Executive Life : Paris rejette l'accord avec les Californiens

Par D.S. avec AFP, le 16 octobre 2003 à 10h30 , mis à jour le 16 octobre 2003 à 23h05

Francis Mer a confirmé jeudi matin que Paris rejetait, en l'état, l'accord avec la justice américaine mettant fin aux poursuites pénales sur la question du rachat illégal de l'assureur californien par le Crédit Lyonnais en 1993.

La façade du Crédit Lyonnais (LCI) © LCI

Ce n'est pas une rupture des négociations mais Paris voudrait y voir plus clair dans ce dossier. "On ne sait plus où nous en sommes" et "nous voudrions parler avec des gens responsables", a lancé jeudi matin sur RTL le ministre des Finances, Francis Mer. "Nous avons, en toute bonne foi (…), signé un accord le 2 septembre", a expliqué le ministre. "Un mois plus tard le procureur déclare qu'il y a des faits nouveaux et que nous devons modifier ce que nous avons signé : nous ne comprenons plus", a déploré le ministre.

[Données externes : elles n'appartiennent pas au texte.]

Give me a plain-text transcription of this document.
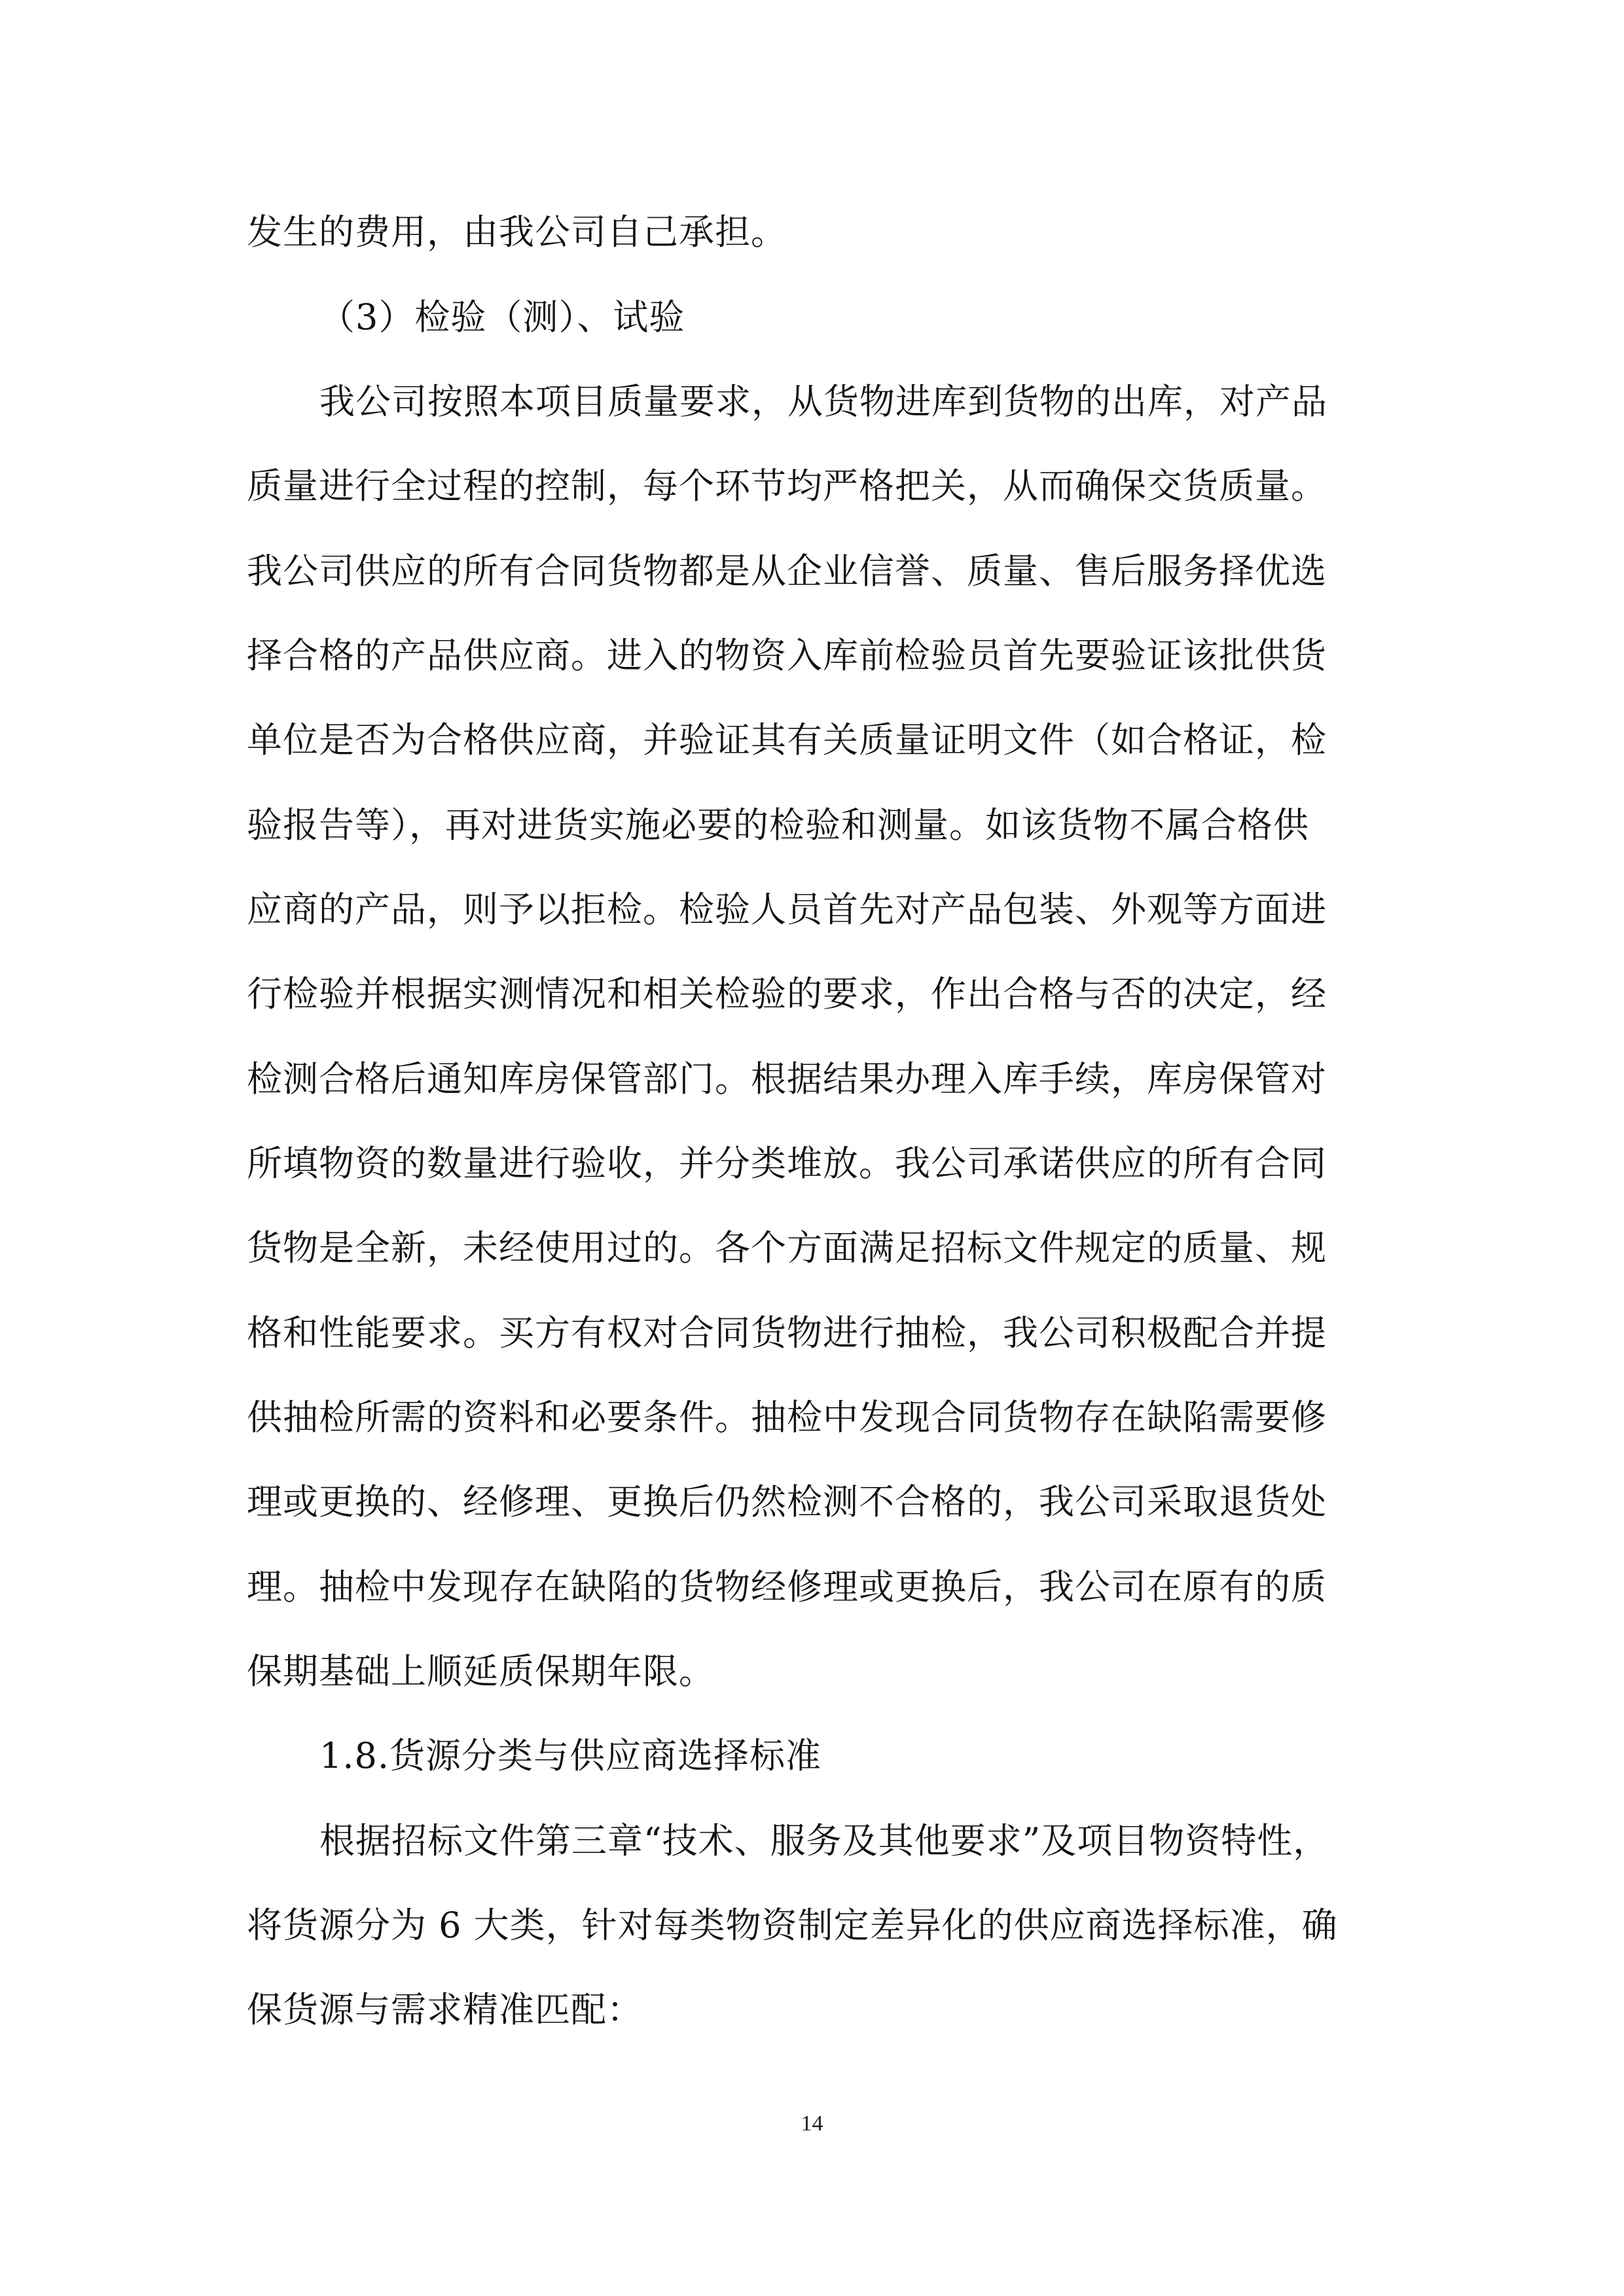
发生的费用，由我公司自己承担。
（3）检验（测）、试验
我公司按照本项目质量要求，从货物进库到货物的出库，对产品
质量进行全过程的控制，每个环节均严格把关，从而确保交货质量。
我公司供应的所有合同货物都是从企业信誉、质量、售后服务择优选
择合格的产品供应商。进入的物资入库前检验员首先要验证该批供货
单位是否为合格供应商，并验证其有关质量证明文件（如合格证，检
验报告等），再对进货实施必要的检验和测量。如该货物不属合格供
应商的产品，则予以拒检。检验人员首先对产品包装、外观等方面进
行检验并根据实测情况和相关检验的要求，作出合格与否的决定，经
检测合格后通知库房保管部门。根据结果办理入库手续，库房保管对
所填物资的数量进行验收，并分类堆放。我公司承诺供应的所有合同
货物是全新，未经使用过的。各个方面满足招标文件规定的质量、规
格和性能要求。买方有权对合同货物进行抽检，我公司积极配合并提
供抽检所需的资料和必要条件。抽检中发现合同货物存在缺陷需要修
理或更换的、经修理、更换后仍然检测不合格的，我公司采取退货处
理。抽检中发现存在缺陷的货物经修理或更换后，我公司在原有的质
保期基础上顺延质保期年限。
1.8.货源分类与供应商选择标准
根据招标文件第三章“技术、服务及其他要求”及项目物资特性，
将货源分为 6 大类，针对每类物资制定差异化的供应商选择标准，确
保货源与需求精准匹配：
14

Le Crédit Lyonnais est accusé d'avoir racheté par le biais de tiers en 1993 l'assureur californien en faillite, Executive Life, alors que la loi de l'Etat interdisait à une banque de détenir plus de 25% du capital d'un assureur. Début septembre 2003, un accord à l'amiable avait été annoncé dans le volet pénal de l'affaire. Il reposait sur le paiement par les Français d'une amende totale de 585 millions de dollars, à raison de 475 millions aux frais de l'Etat, de 100 millions pour le Lyonnais et 10 millions pour Maaf.

Garanties d'immunité

En signant cet accord, l'Etat et le Lyonnais évitaient le procès pénal. Le second y avait tout intérêt : il échappait au retrait de licence d'activité de sa filiale américaine et, surtout, à toute sanction financière lors de procédures civiles ultérieures, ces dernières ne concernant plus que le CDR, l'héritier des mauvaises affaires du Lyonnais ou, en clair, l'Etat. Le gouvernement, lui, souhaitait en plus "obtenir une garantie d'immunité contre de futures actions au civil à l'encontre du Crédit Lyonnais et d'autres sociétés ainsi que des personnes associées", a expliqué à l'AFP un avocat américain proche du dossier sous couvert d'anonymat .

François Pinault

Selon lui, "c'est en fait François Pinault qui a fait capoter l'accord de principe de crainte qu'il fasse lui-même l'objet de poursuite par le biais de l'ancien secrétaire général de sa holding Artemis par l'Etat de Californie". Artemis, la holding du patron français, avait racheté en 1994 au Lyonnais les actifs d'Executive Life. A ce propos, Francis Mer a indiqué sur RTL que Paris a toujours "cherché à associer François Pinault à cette démarche", mais que c'était jusqu'à présent "impossible", l'homme d'affaires ayant pris ses propres "dispositions". Le ministre n'a toutefois pas exclu une future participation du patron aux prochaines négociations avec les Californiens.

D'autres n'étaient pas non plus couverts par l'accord rejeté par Paris : c'est le cas de Jean Peyrelevade, soupçonné d'avoir eu connaissance du rachat illégal d'Executive Life. Il a dû quitter la présidence du Lyonnais sur pression des Américains. C'est aussi le cas de trois anciens dirigeants du Lyonnais, Jean-Yves Haberer, François Gille et Jean-François Hénin, et du secrétaire général d'Artémis, Emmanuel Cueff. Ces derniers font l'objet d'une demande d'extradition de la part des Etats-Unis.